2- KURULUŞA HANGİ ÜLKELER ÜYE?
FATF’ın 37 ülke ve 2 bölgesel kuruluş olmak üzere 39 üyesi bulunuyor. Kuruluşun üyeleri arasında ABD, Almanya, Avusturya, Avustralya, Arjantin, Belçika, Birleşik Krallık, Brezilya, Çin, Danimarka, Finlandiya, Fransa, Güney Afrika, Hindistan, Hollanda, Hong Kong, İtalya, İrlanda, İsrail, İspanya, İsveç, İsviçre, İzlanda, Kanada, Güney Kore, Lüksemburg, Malezya, Meksika, Norveç, Yunanistan, Japonya, Türkiye, Yeni Zelanda, Portekiz, Rusya, Singapur, Suudi Arabistan, Avrupa Komisyonu ve Körfez İşbirliği Konseyi yer alıyor.
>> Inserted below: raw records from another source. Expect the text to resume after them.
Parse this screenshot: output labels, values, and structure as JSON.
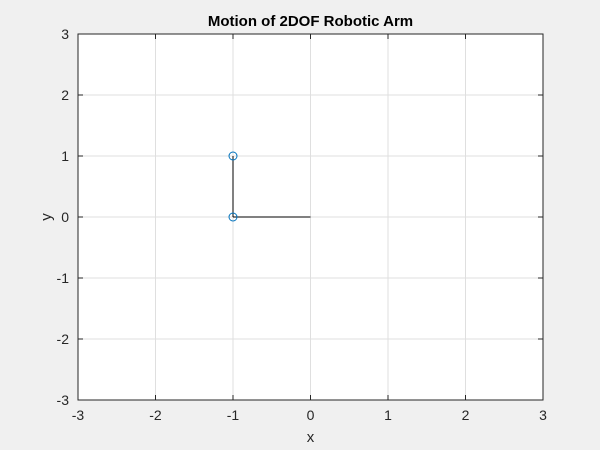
{
  "chart_data": {
    "type": "line",
    "title": "Motion of 2DOF Robotic Arm",
    "xlabel": "x",
    "ylabel": "y",
    "xlim": [
      -3,
      3
    ],
    "ylim": [
      -3,
      3
    ],
    "xticks": [
      -3,
      -2,
      -1,
      0,
      1,
      2,
      3
    ],
    "yticks": [
      -3,
      -2,
      -1,
      0,
      1,
      2,
      3
    ],
    "xtick_labels": [
      "-3",
      "-2",
      "-1",
      "0",
      "1",
      "2",
      "3"
    ],
    "ytick_labels": [
      "-3",
      "-2",
      "-1",
      "0",
      "1",
      "2",
      "3"
    ],
    "grid": true,
    "box": true,
    "series": [
      {
        "kind": "arm-links",
        "x": [
          0,
          -1,
          -1
        ],
        "y": [
          0,
          0,
          1
        ],
        "color": "#000000",
        "marker": "none"
      },
      {
        "kind": "joints",
        "x": [
          -1,
          -1
        ],
        "y": [
          0,
          1
        ],
        "color": "#0072BD",
        "marker": "circle"
      }
    ]
  },
  "colors": {
    "figure_background": "#f0f0f0",
    "axes_background": "#ffffff",
    "grid": "#dfdfdf",
    "axes_line": "#262626"
  }
}
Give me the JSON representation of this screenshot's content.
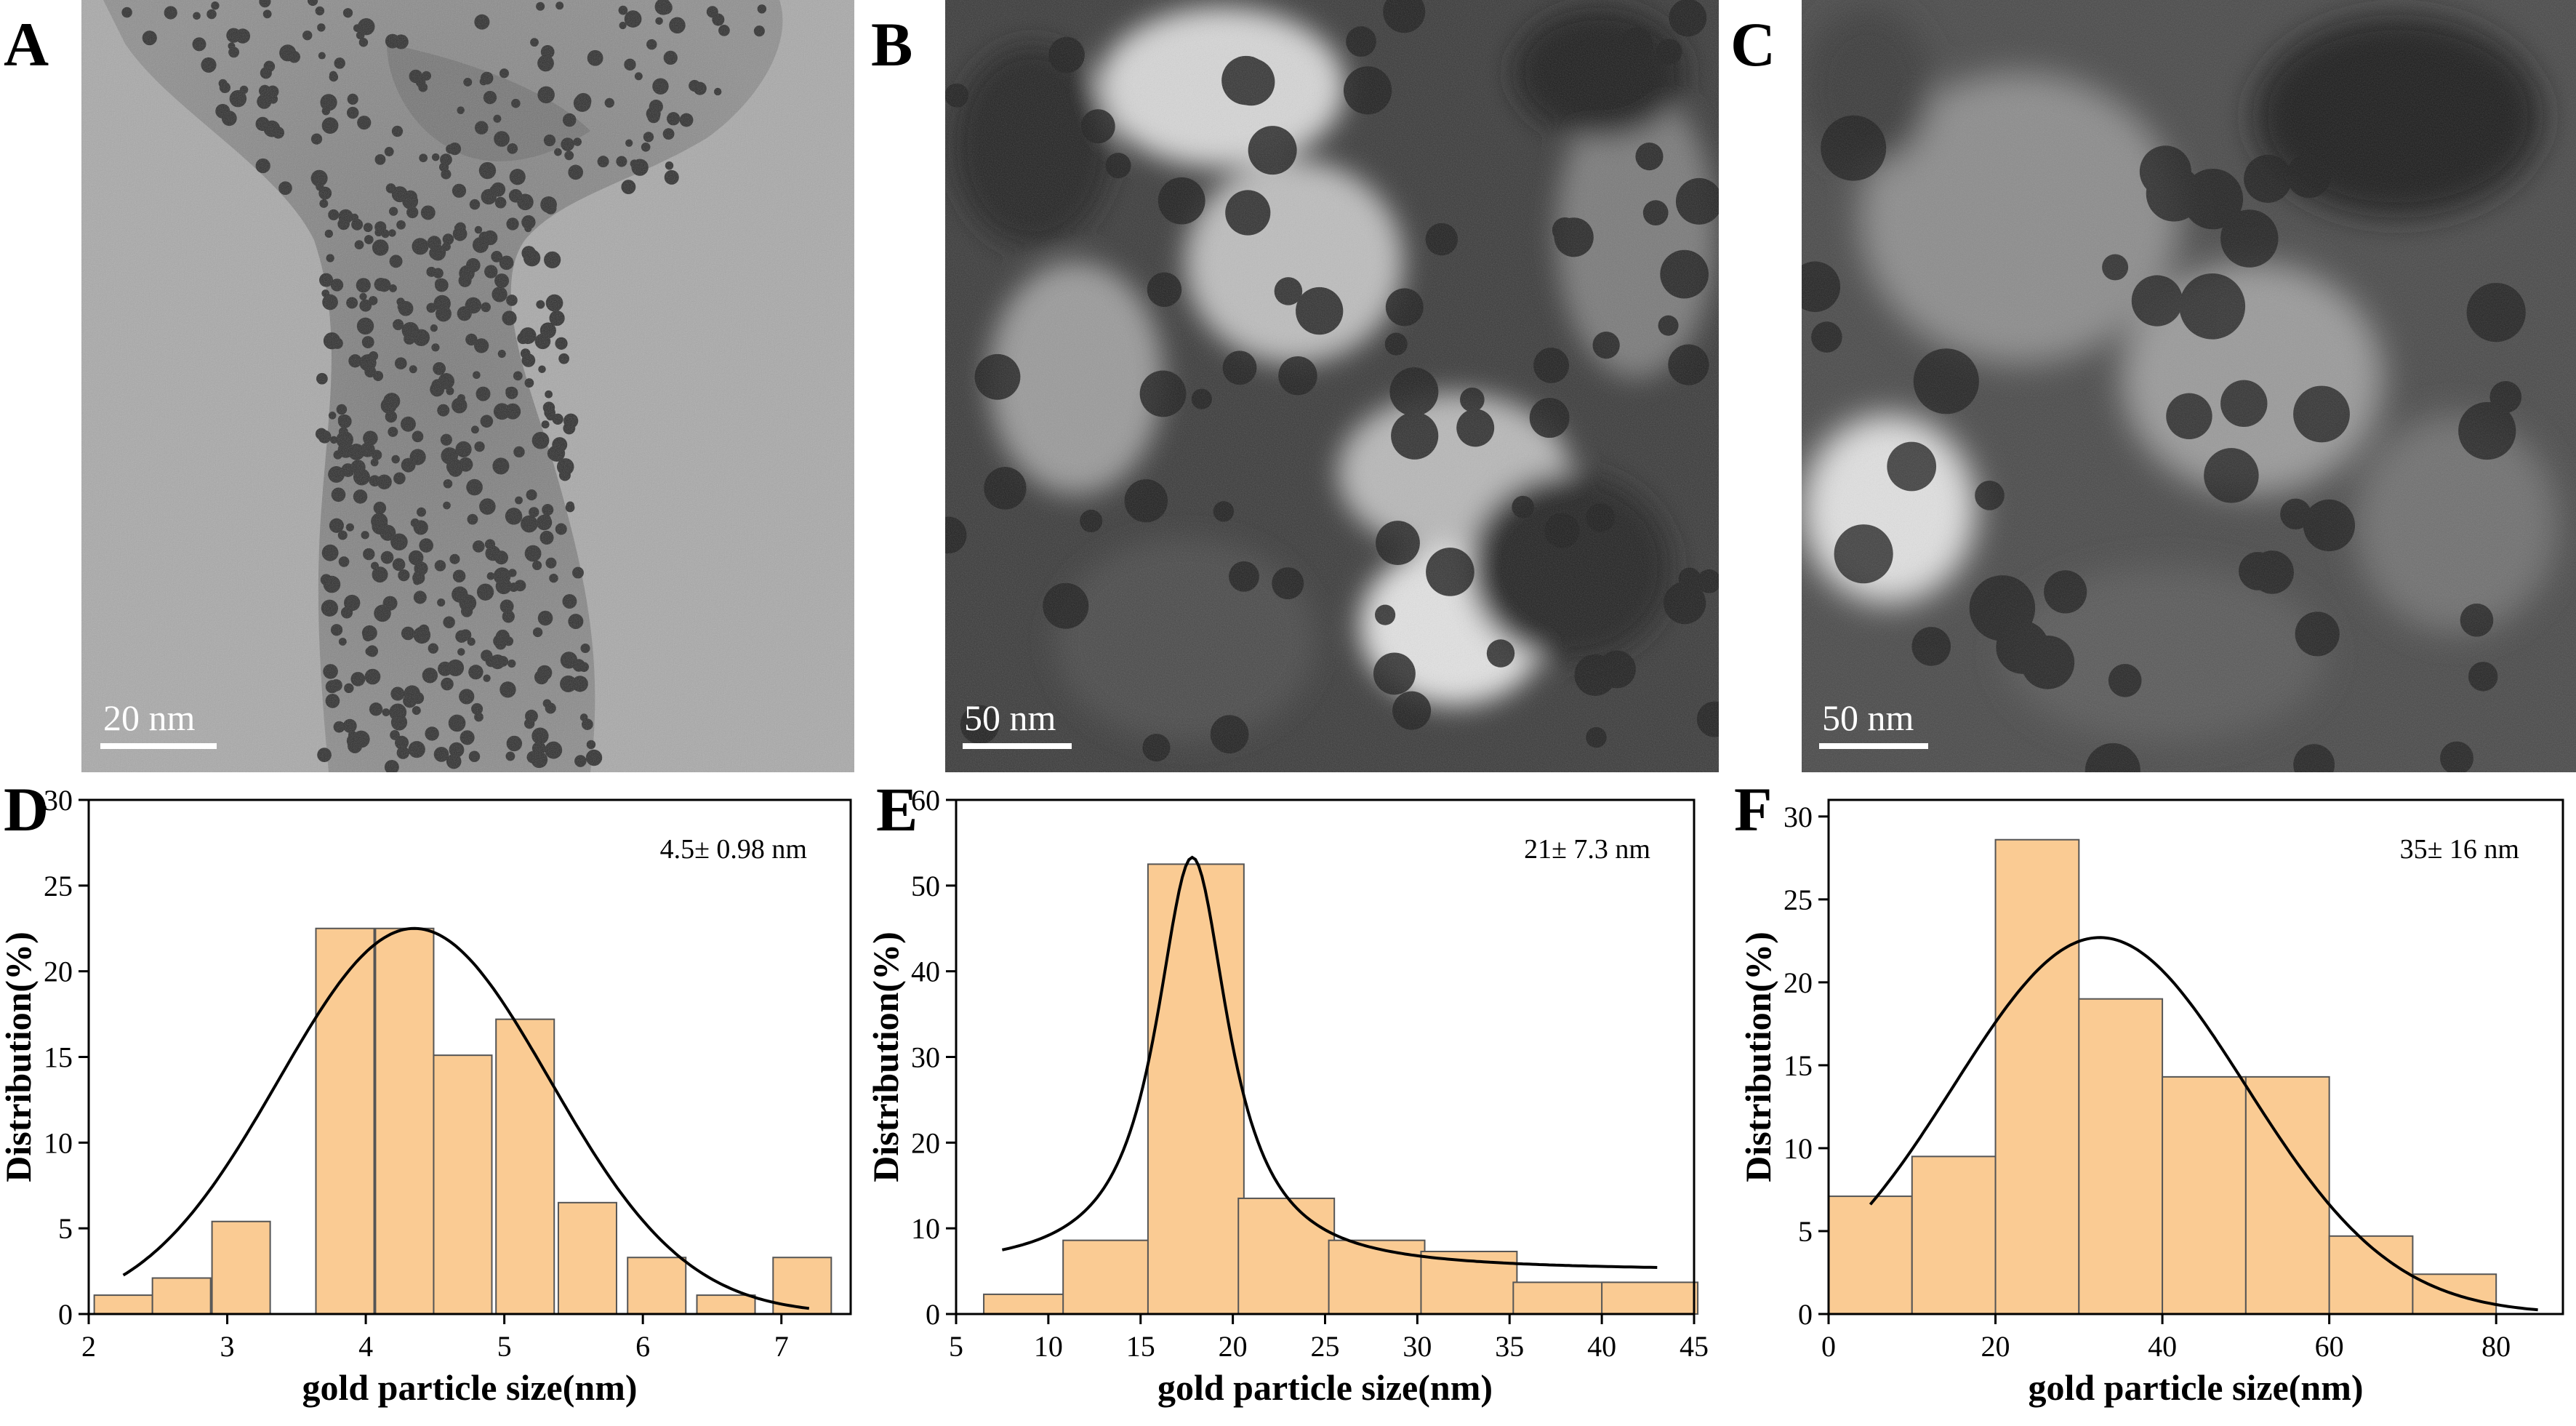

3- FATF’IN FAALİYET ALANLARI NELER?
FATF, çalışma konularında “politika belirleyici” bir rol üstleniyor. Kuruluş, kara paranın aklanması, terörizmin finansmanı ve kitle imha silahlarının yayılmasının finansmanı ile mücadelede uluslararası standartları belirleyici bir kuruluş olarak faaliyet gösteriyor.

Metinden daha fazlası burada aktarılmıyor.